I think the only way your key-signing mechanism would actually solve the problem is if we made it actively hard for new developers to upload projects to PyPI without a long vetting process. Some projects work this way (Debian, notably; I've had upload rights for a few Debian packages for years and still don't feel ready to apply for full access), but I think it's a poor match for PyPI's actual goal.




Your arguments and exaggerated claims are silly. I can point to Maven Central all day long. They're doing it right. They don't have these problems.

You know who does this sort of thing? Politicians. They can't just look at a working system, single payer for instance, and copy it. No, they have to make silly arguments about why it will never work, despite a concrete, working example, right in front of their own eyes.


Donald already pointed out that the key difference in Maven Central is a manual review process, not package signing.

If Python introduced manual review of new packages, it would either need a massive amount of resources that no-one is offering to provide, or it would immediately be a huge bottleneck on people making new packages, which the community doesn't want to do.
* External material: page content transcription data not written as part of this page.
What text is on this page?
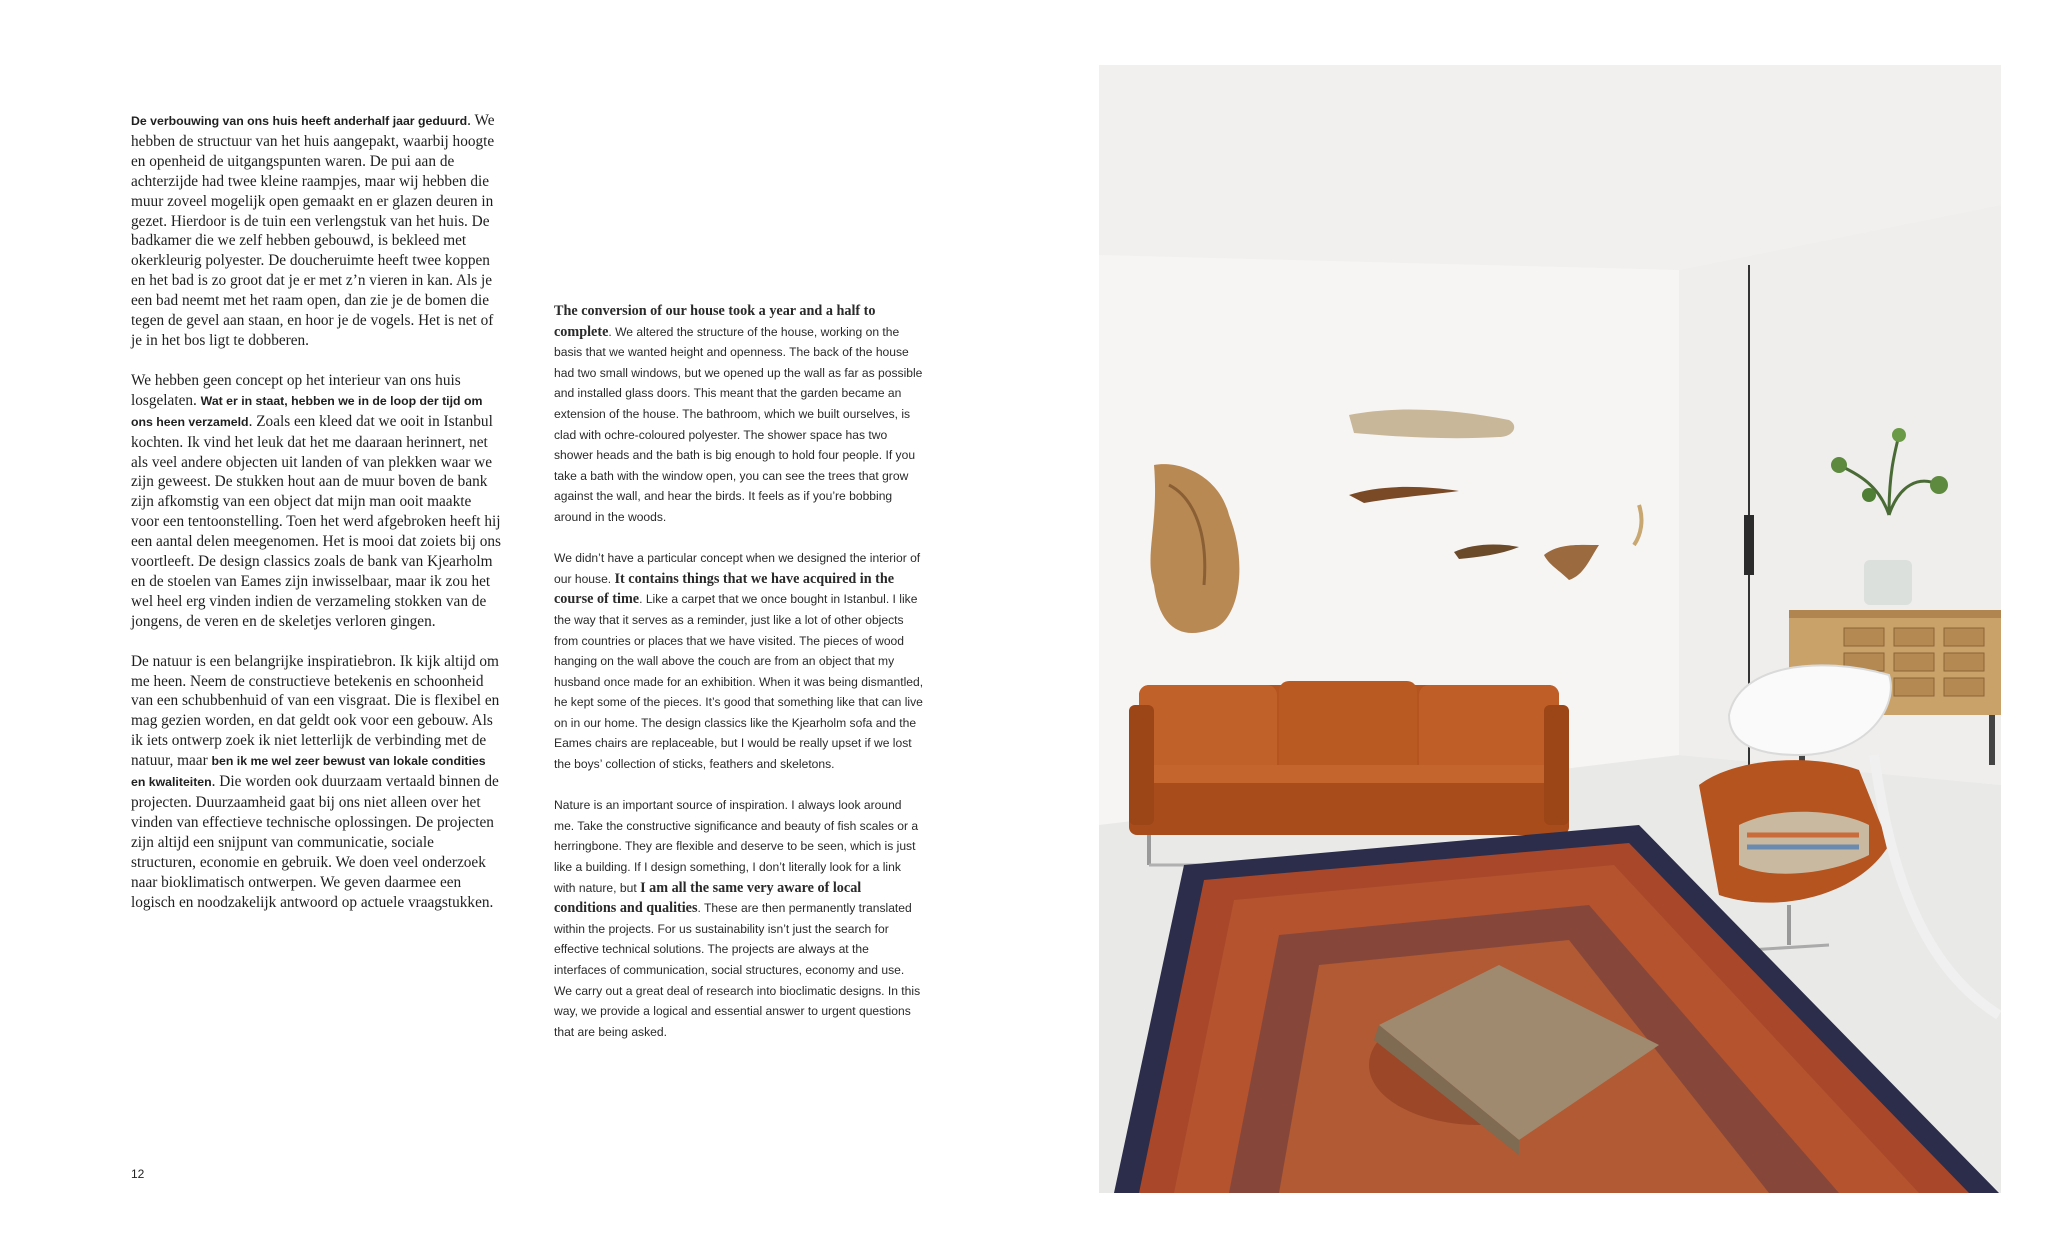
De verbouwing van ons huis heeft anderhalf jaar geduurd. We hebben de structuur van het huis aangepakt, waarbij hoogte en openheid de uitgangspunten waren. De pui aan de achterzijde had twee kleine raampjes, maar wij hebben die muur zoveel mogelijk open gemaakt en er glazen deuren in gezet. Hierdoor is de tuin een verlengstuk van het huis. De badkamer die we zelf hebben gebouwd, is bekleed met okerkleurig polyester. De doucheruimte heeft twee koppen en het bad is zo groot dat je er met z’n vieren in kan. Als je een bad neemt met het raam open, dan zie je de bomen die tegen de gevel aan staan, en hoor je de vogels. Het is net of je in het bos ligt te dobberen.

We hebben geen concept op het interieur van ons huis losgelaten. Wat er in staat, hebben we in de loop der tijd om ons heen verzameld. Zoals een kleed dat we ooit in Istanbul kochten. Ik vind het leuk dat het me daaraan herinnert, net als veel andere objecten uit landen of van plekken waar we zijn geweest. De stukken hout aan de muur boven de bank zijn afkomstig van een object dat mijn man ooit maakte voor een tentoonstelling. Toen het werd afgebroken heeft hij een aantal delen meegenomen. Het is mooi dat zoiets bij ons voortleeft. De design classics zoals de bank van Kjearholm en de stoelen van Eames zijn inwisselbaar, maar ik zou het wel heel erg vinden indien de verzameling stokken van de jongens, de veren en de skeletjes verloren gingen.

De natuur is een belangrijke inspiratiebron. Ik kijk altijd om me heen. Neem de constructieve betekenis en schoonheid van een schubbenhuid of van een visgraat. Die is flexibel en mag gezien worden, en dat geldt ook voor een gebouw. Als ik iets ontwerp zoek ik niet letterlijk de verbinding met de natuur, maar ben ik me wel zeer bewust van lokale condities en kwaliteiten. Die worden ook duurzaam vertaald binnen de projecten. Duurzaamheid gaat bij ons niet alleen over het vinden van effectieve technische oplossingen. De projecten zijn altijd een snijpunt van communicatie, sociale structuren, economie en gebruik. We doen veel onderzoek naar bioklimatisch ontwerpen. We geven daarmee een logisch en noodzakelijk antwoord op actuele vraagstukken.

The conversion of our house took a year and a half to complete. We altered the structure of the house, working on the basis that we wanted height and openness. The back of the house had two small windows, but we opened up the wall as far as possible and installed glass doors. This meant that the garden became an extension of the house. The bathroom, which we built ourselves, is clad with ochre-coloured polyester. The shower space has two shower heads and the bath is big enough to hold four people. If you take a bath with the window open, you can see the trees that grow against the wall, and hear the birds. It feels as if you’re bobbing around in the woods.

We didn’t have a particular concept when we designed the interior of our house. It contains things that we have acquired in the course of time. Like a carpet that we once bought in Istanbul. I like the way that it serves as a reminder, just like a lot of other objects from countries or places that we have visited. The pieces of wood hanging on the wall above the couch are from an object that my husband once made for an exhibition. When it was being dismantled, he kept some of the pieces. It’s good that something like that can live on in our home. The design classics like the Kjearholm sofa and the Eames chairs are replaceable, but I would be really upset if we lost the boys’ collection of sticks, feathers and skeletons.

Nature is an important source of inspiration. I always look around me. Take the constructive significance and beauty of fish scales or a herringbone. They are flexible and deserve to be seen, which is just like a building. If I design something, I don’t literally look for a link with nature, but I am all the same very aware of local conditions and qualities. These are then permanently translated within the projects. For us sustainability isn’t just the search for effective technical solutions. The projects are always at the interfaces of communication, social structures, economy and use. We carry out a great deal of research into bioclimatic designs. In this way, we provide a logical and essential answer to urgent questions that are being asked.

12
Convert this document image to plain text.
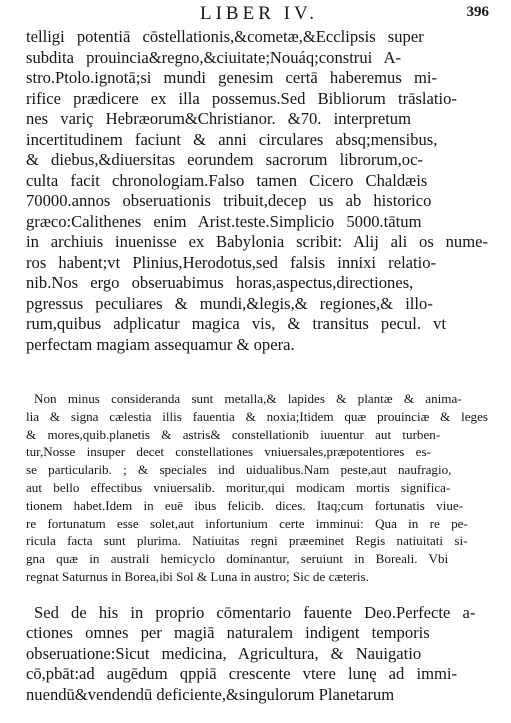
LIBER IV.	396
telligi potentiā cōstellationis,&cometæ,&Ecclipsis super
subdita prouincia&regno,&ciuitate;Nouáq;construi A-
stro.Ptolo.ignotā;si mundi genesim certā haberemus mi-
rifice prædicere ex illa possemus.Sed Bibliorum trāslatio-
nes variç Hebræorum&Christianor. &70. interpretum
incertitudinem faciunt & anni circulares absq;mensibus,
& diebus,&diuersitas eorundem sacrorum librorum,oc-
culta facit chronologiam.Falso tamen Cicero Chaldæis
70000.annos obseruationis tribuit,decep us ab historico
græco:Calithenes enim Arist.teste.Simplicio 5000.tātum
in archiuis inuenisse ex Babylonia scribit: Alij ali os nume-
ros habent;vt Plinius,Herodotus,sed falsis innixi relatio-
nib.Nos ergo obseruabimus horas,aspectus,directiones,
pgressus peculiares & mundi,&legis,& regiones,& illo-
rum,quibus adplicatur magica vis, & transitus pecul. vt
perfectam magiam assequamur & opera.
Non minus consideranda sunt metalla,& lapides & plantæ & anima-
lia & signa cælestia illis fauentia & noxia;Itidem quæ prouinciæ & leges
& mores,quib.planetis & astris& constellationib iuuentur aut turben-
tur,Nosse insuper decet constellationes vniuersales,præpotentiores es-
se particularib. ; & speciales ind uidualibus.Nam peste,aut naufragio,
aut bello effectibus vniuersalib. moritur,qui modicam mortis significa-
tionem habet.Idem in euē ibus felicib. dices. Itaq;cum fortunatis viue-
re fortunatum esse solet,aut infortunium certe imminui: Qua in re pe-
ricula facta sunt plurima. Natiuitas regni præeminet Regis natiuitati si-
gna quæ in australi hemicyclo dominantur, seruiunt in Boreali. Vbi
regnat Saturnus in Borea,ibi Sol & Luna in austro; Sic de cæteris.
Sed de his in proprio cōmentario fauente Deo.Perfecte a-
ctiones omnes per magiā naturalem indigent temporis
obseruatione:Sicut medicina, Agricultura, & Nauigatio
cō,pbāt:ad augēdum qppiā crescente vtere lunę ad immi-
nuendū&vendendū deficiente,&singulorum Planetarum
>the key difference in Maven Central is a manual review process

Lipstick on the pig, still covered in mud.

The key difference is the regular occurrence of malware finding its way into PyPi and NPM due to the lack of multilayered security on those repos.

You guys keep trying to prop up the straw man that ONLY package signing is needed. It's not. It's a start. Nobody is making that argument but you. You not only repeatedly beat that dead horse, but you carry it to the illogical extreme that package signing is somehow harmful. Not only do you see no value in that layer of security, but you actively resist any talk or attempts at implementing it.

Meanwhile, your repo is infested with hackers and malware. Big surprise.


Hyperbole and insults. Now you're just trolling. If I see a cockroach in the kitchen, I kill it and spray. I don't rip out the walls or move house.